Lincoln’s 1958 to 1960 model range had seen losses topping $60 million, so Lincoln began the 1960s with a complete revamp of its model line. For the 1961 model year, Lincoln coalesced its entire line it into a single offering, the Lincoln Continental. It was the first use of the Lincoln Continental nameplate since 1948.
Designed by Elwood Engel, the new-for-1961 Lincoln Continental had a clean look, with sweeping lines that ran the length of the car. The 1961 Lincoln Continental featured a robust construction and high build quality borne out of Ford’s desire to manufacture the finest mass-produced domestic automobile of the time. The Continental’s design won the 1961 Car Life Engineering Excellence Award, and a Bronze Medal from the Industrial Designers Society of America, an award rarely bestowed upon motor vehicles.
The fourth-gen Continental could be had as either a four-door sedan or four-door convertible, until a refresh in 1966. The unibody platform was a stretched version of the 1961 Thunderbird. Rear-hinged back doors returned to Lincoln for the first time since 1951, latching at the B-pillar along with the front doors, and utilizing a vacuum-actuated central locking system.
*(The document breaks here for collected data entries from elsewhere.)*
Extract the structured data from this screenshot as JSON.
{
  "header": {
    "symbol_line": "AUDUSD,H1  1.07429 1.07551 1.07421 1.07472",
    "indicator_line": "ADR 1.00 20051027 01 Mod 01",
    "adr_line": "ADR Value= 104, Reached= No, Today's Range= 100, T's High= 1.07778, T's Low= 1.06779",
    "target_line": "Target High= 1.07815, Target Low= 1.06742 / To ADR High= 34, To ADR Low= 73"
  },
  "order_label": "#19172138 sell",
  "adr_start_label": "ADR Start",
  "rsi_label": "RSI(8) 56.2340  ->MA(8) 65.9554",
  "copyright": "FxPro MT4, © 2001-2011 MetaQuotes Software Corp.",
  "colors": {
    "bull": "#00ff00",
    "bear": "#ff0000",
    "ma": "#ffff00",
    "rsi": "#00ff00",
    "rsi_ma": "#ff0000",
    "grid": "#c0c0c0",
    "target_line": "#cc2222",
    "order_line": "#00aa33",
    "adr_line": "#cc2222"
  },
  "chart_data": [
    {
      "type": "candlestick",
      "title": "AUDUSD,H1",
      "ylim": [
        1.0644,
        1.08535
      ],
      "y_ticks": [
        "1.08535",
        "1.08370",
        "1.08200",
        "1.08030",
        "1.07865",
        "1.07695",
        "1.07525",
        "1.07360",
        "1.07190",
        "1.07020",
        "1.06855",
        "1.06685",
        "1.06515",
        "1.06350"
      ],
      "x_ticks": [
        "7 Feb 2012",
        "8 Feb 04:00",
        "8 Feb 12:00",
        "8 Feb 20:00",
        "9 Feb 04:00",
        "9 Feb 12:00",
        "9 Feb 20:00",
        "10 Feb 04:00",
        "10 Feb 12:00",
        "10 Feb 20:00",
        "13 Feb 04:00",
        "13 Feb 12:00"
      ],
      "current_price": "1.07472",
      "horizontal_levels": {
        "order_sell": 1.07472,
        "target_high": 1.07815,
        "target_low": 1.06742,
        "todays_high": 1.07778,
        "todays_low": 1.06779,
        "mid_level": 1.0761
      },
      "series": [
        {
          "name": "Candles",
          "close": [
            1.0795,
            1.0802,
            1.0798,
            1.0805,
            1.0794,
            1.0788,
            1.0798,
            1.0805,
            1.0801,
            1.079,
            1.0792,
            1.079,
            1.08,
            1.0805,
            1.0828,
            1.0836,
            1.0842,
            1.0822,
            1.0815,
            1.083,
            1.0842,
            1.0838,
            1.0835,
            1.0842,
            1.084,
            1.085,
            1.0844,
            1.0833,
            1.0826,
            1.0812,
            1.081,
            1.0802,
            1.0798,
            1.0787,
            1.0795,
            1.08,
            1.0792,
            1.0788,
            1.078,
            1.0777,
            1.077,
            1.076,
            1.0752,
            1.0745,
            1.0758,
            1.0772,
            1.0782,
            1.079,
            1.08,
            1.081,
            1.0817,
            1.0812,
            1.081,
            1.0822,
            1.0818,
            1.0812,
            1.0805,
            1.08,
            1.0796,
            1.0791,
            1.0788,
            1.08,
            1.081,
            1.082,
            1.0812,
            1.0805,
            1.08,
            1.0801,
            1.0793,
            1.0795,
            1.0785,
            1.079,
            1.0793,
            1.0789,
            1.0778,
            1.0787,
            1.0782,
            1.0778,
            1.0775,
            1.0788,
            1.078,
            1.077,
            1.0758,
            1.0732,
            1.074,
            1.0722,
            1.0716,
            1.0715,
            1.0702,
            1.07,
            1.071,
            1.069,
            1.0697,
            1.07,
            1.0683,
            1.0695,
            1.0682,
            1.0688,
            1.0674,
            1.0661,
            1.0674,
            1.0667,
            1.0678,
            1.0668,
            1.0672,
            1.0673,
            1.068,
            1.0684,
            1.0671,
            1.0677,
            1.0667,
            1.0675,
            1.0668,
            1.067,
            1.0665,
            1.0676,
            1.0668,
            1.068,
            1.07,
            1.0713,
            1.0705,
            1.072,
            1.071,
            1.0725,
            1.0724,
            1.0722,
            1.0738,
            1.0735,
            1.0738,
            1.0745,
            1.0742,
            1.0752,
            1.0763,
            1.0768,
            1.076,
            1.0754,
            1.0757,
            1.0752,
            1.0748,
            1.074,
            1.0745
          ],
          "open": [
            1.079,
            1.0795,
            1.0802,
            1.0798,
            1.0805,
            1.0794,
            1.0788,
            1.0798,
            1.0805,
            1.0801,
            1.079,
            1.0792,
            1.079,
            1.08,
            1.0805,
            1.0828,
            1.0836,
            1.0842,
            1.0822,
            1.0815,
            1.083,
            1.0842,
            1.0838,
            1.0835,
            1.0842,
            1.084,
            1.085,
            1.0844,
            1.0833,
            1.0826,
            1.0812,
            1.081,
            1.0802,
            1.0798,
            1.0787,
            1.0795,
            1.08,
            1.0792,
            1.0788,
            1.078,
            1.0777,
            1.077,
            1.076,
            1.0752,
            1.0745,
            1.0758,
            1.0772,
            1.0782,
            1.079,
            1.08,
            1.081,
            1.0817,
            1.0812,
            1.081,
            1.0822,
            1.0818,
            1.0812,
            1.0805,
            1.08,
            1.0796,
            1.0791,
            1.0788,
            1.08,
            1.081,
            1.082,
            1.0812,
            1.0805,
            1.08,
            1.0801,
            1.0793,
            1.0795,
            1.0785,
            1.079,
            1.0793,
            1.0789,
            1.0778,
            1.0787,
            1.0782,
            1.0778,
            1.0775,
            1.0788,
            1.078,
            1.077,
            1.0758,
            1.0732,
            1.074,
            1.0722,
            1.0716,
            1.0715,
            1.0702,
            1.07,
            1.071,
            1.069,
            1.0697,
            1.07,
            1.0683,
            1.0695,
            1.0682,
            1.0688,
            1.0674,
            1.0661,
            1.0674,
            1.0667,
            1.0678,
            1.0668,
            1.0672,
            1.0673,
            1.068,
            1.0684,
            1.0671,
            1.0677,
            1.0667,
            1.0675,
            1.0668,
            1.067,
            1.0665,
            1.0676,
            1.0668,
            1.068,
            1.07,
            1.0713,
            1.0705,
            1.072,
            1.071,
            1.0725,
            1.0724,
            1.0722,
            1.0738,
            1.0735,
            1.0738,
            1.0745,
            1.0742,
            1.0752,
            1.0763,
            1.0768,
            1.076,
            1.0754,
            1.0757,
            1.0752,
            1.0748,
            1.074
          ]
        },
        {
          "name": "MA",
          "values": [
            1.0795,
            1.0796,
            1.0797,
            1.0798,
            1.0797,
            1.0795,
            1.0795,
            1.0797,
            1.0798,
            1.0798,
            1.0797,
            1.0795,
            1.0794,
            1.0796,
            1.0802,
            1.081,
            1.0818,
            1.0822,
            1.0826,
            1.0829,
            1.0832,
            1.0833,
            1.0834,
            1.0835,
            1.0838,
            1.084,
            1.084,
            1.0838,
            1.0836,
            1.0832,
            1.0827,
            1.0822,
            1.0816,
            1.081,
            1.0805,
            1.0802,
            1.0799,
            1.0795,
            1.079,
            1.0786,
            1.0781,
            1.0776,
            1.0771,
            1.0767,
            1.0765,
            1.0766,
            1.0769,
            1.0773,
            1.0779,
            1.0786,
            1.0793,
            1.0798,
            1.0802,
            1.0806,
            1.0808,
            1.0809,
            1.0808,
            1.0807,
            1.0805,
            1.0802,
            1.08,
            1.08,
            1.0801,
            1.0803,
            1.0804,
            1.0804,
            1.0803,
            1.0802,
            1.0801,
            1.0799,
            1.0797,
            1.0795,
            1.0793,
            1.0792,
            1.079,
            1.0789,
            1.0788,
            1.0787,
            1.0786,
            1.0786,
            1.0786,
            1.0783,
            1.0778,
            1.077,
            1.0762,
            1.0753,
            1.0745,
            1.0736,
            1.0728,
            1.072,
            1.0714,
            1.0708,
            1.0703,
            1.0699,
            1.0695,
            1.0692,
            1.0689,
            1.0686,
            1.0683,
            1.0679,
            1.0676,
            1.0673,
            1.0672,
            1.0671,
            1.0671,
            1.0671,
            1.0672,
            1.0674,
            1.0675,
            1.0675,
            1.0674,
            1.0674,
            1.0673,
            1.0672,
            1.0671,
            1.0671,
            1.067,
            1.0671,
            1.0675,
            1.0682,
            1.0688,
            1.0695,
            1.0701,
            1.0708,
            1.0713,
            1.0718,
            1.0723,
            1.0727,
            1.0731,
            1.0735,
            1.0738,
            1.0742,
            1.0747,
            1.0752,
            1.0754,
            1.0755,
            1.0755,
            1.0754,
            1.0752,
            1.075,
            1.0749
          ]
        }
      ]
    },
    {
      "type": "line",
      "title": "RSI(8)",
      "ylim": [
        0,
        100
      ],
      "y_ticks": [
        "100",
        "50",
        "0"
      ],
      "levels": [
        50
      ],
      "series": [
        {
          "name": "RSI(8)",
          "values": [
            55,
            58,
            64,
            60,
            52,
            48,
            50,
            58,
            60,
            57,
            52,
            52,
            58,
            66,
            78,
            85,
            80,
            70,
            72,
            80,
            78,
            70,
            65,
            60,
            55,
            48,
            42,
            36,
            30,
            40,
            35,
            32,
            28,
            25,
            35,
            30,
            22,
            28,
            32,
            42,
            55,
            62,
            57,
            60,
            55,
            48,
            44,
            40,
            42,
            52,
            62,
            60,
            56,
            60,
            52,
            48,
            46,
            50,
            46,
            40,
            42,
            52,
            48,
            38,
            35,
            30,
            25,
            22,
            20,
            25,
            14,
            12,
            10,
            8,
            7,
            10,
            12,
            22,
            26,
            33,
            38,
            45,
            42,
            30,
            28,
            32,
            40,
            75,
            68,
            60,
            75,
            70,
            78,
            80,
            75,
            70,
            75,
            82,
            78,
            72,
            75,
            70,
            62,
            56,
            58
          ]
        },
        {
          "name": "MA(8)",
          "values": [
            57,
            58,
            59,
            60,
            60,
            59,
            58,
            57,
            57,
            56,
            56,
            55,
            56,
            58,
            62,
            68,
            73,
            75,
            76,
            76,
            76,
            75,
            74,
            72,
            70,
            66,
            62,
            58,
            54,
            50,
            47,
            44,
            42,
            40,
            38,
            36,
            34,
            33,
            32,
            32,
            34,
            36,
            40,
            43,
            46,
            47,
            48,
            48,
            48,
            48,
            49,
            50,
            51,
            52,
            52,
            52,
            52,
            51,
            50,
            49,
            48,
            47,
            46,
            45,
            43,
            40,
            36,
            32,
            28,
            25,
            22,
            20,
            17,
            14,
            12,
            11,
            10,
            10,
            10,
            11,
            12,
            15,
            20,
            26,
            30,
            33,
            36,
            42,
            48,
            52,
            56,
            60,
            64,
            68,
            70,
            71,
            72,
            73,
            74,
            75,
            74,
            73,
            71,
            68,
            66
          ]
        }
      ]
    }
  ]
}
Continental convertibles had a fabric top that stowed under a rear-hinged deck lid, with an operating mechanism similar to that of the Ford Fairlane Skyliner.
The sole engine option for the 1961 Lincoln Continental was a 430 cubic-inch V8 fed by a two-barrel Carter carb rated at 300 horsepower and 465 pound-feet of torque, and backed by a three-speed automatic transmission. The list of available options included air conditioning, cruise control, six-way power bench seat, tinted glass, limited-slip differential. At no extra cost, polished walnut trim could replace the standard machined aluminum on the doors and dash.
Our feature Lincoln Continental is a 1962 Convertible is finished in elegant Presidential Black over black interior and black vinyl top. The finish presents well, with great gloss from every angle. The chrome bumpers have either been refinished or have received fastidious care. Stainless trim is equally brilliant throughout. The black convertible top is colorfast and wrinkle-free. Black painted steel wheels wear full polished hubcaps and are shod with thin whitewall bias-ply tires.
Inside the Lincoln Continental, the black bench seat shows no significant wear, and only minor creasing. Carpets are deep black, with no sign of fading. The dash has the optional walnut trim in place of the standard machined aluminum. The dash top is solid, with no cracking present.
This stately 1962 Lincoln Continental will be crossing the auction block at the Mecum Auctions Chicago event taking place October 21st-23rd.